Mesmo assim, quem quiser realmente se precaver pode optar uma alternativa de sal que não contém aditivos, como esse aqui: sal Cisne líquido (agradecimento ao leitor Ulisses pela dica). Podem existir outras marcas que seguem a mesma linha, mas desconheço. 


Considerações finais

Quem, ainda sim, quiser optar pelo sal rosa do Himalaia ou por qualquer outra variedade de sal integral, vá em frente.

Porém, a partir dos dados que temos disponíveis, fica evidente que, do ponto de vista de nutrientes, os sais integrais não apresentam nenhuma vantagem em relação ao sal refinado, simplesmente porque a concentração de minerais em qualquer tipo de sal (refinado ou não) é muito pequena quando comparada às nossas necessidades nutricionais.

Além disso, é muito importante ter em mente que desconhecemos a quantidade de iodo do sal rosa e dos demais sais integrais, e que, por isso, as chances de se desenvolverem quadros de insuficiência ou deficiência de iodo podem ser maiores.

Por fim, a probabilidade dos aditivos presentes no sal refinado causarem problemas é mínima, e por isso esse não é um argumento que, na minha opinião, é muito relevante na hora de decidirmos entre o consumo dos diferentes tipos de sal.


Um recado pós-escrito (18/10/16)

Vale ressaltar que esse texto não é uma crítica ao sal rosa do Himalaia com alimento ou ingrediente, e muito menos às pessoas que o utilizam. A crítica é destinada às alegações não embasadas que fazem a respeito do sal rosa.

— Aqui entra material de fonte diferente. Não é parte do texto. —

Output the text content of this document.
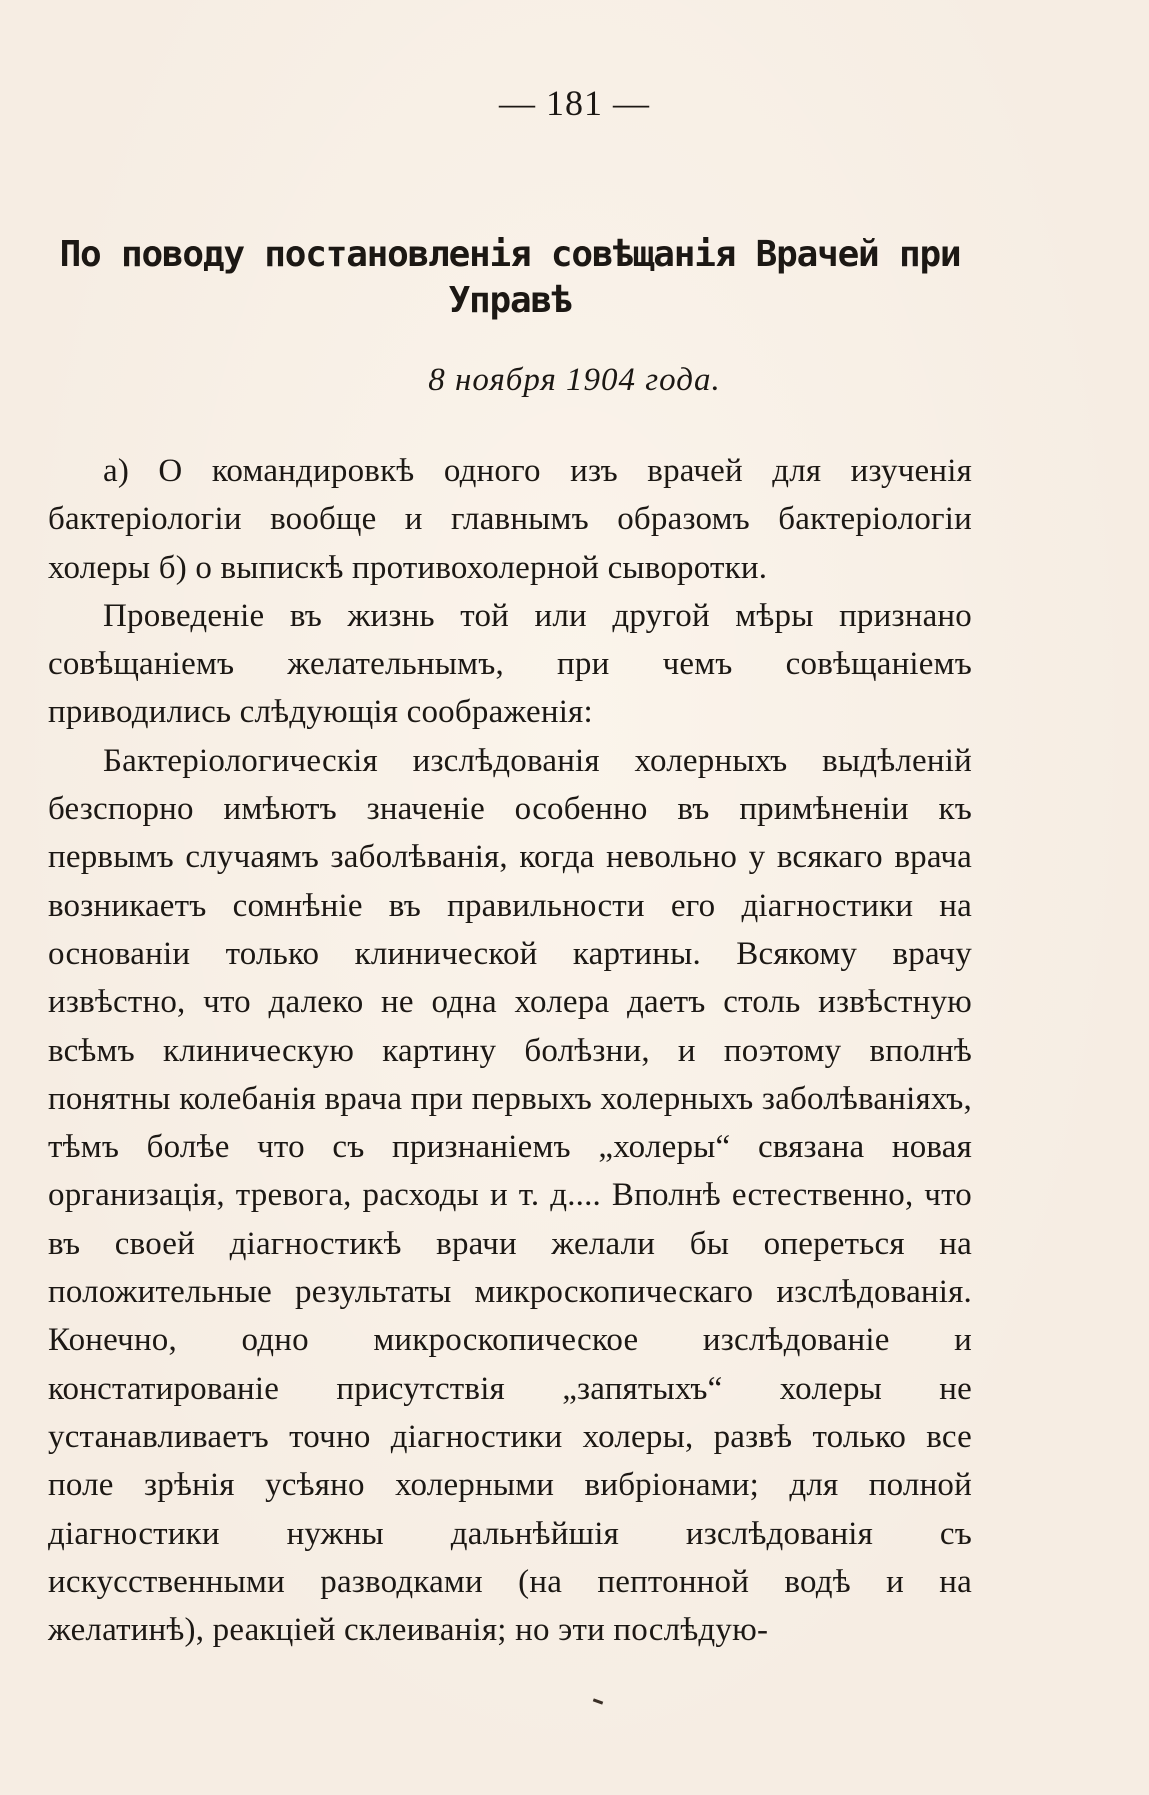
— 181 —
По поводу постановленія совѣщанія Врачей при Управѣ
8 ноября 1904 года.

а) О командировкѣ одного изъ врачей для изученія бактеріологіи вообще и главнымъ образомъ бактеріологіи холеры б) о выпискѣ противохолерной сыворотки.

Проведеніе въ жизнь той или другой мѣры признано совѣщаніемъ желательнымъ, при чемъ совѣщаніемъ приводились слѣдующія соображенія:

Бактеріологическія изслѣдованія холерныхъ выдѣленій безспорно имѣютъ значеніе особенно въ примѣненіи къ первымъ случаямъ заболѣванія, когда невольно у всякаго врача возникаетъ сомнѣніе въ правильности его діагностики на основаніи только клинической картины. Всякому врачу извѣстно, что далеко не одна холера даетъ столь извѣстную всѣмъ клиническую картину болѣзни, и поэтому вполнѣ понятны колебанія врача при первыхъ холерныхъ заболѣваніяхъ, тѣмъ болѣе что съ признаніемъ „холеры“ связана новая организація, тревога, расходы и т. д.... Вполнѣ естественно, что въ своей діагностикѣ врачи желали бы опереться на положительные результаты микроскопическаго изслѣдованія. Конечно, одно микроскопическое изслѣдованіе и констатированіе присутствія „запятыхъ“ холеры не устанавливаетъ точно діагностики холеры, развѣ только все поле зрѣнія усѣяно холерными вибріонами; для полной діагностики нужны дальнѣйшія изслѣдованія съ искусственными разводками (на пептонной водѣ и на желатинѣ), реакціей склеиванія; но эти послѣдую-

Como pode ser percebido a partir do que foi discutido no texto, algumas alegações, como a da "superior" composição nutricional, já foram cientificamente testadas e refutadas (pelo menos até que surjam novas evidências). As demais nunca foram estudadas, e por isso também não podem ser consideradas como verdadeiras até que isso seja cientificamente demonstrado.

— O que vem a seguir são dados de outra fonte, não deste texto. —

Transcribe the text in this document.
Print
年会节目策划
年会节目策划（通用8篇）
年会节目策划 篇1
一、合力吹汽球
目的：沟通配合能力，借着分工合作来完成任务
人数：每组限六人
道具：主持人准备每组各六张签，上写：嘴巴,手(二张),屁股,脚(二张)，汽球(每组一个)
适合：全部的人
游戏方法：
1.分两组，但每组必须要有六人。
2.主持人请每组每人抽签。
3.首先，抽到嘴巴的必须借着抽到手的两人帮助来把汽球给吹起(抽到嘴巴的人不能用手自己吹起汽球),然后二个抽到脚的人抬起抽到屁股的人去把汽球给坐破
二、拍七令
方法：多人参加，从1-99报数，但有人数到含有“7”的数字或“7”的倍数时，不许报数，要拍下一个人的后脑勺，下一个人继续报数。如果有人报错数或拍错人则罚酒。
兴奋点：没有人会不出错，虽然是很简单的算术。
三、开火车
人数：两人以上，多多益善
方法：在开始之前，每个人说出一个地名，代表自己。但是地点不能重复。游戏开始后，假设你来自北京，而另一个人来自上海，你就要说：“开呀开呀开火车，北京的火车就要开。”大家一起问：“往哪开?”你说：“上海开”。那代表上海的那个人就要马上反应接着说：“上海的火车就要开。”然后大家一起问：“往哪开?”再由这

É possível que existam benefícios provenientes do consumo de sal rosa ou de outros sais não refinados? Sim, claro. Porém, isso só poderá ser afirmado a partir de evidências científicas. Se não há evidências, não podem haver afirmações nesse sentido

Caso algum leitor tenha conhecimento de evidências contrárias às apresentadas nesse texto, o espaço dos comentários está aberto para que essas informações sejam compartilhadas. Mas, por favor, não usem vídeos como argumentação sobre os benefícios do sal rosa, independentemente de qual seja a fonte, a não ser que o vídeo apresente claramente as referências utilizadas pela pessoa que defende o uso e os benefícios do sal rosa do Himalaia.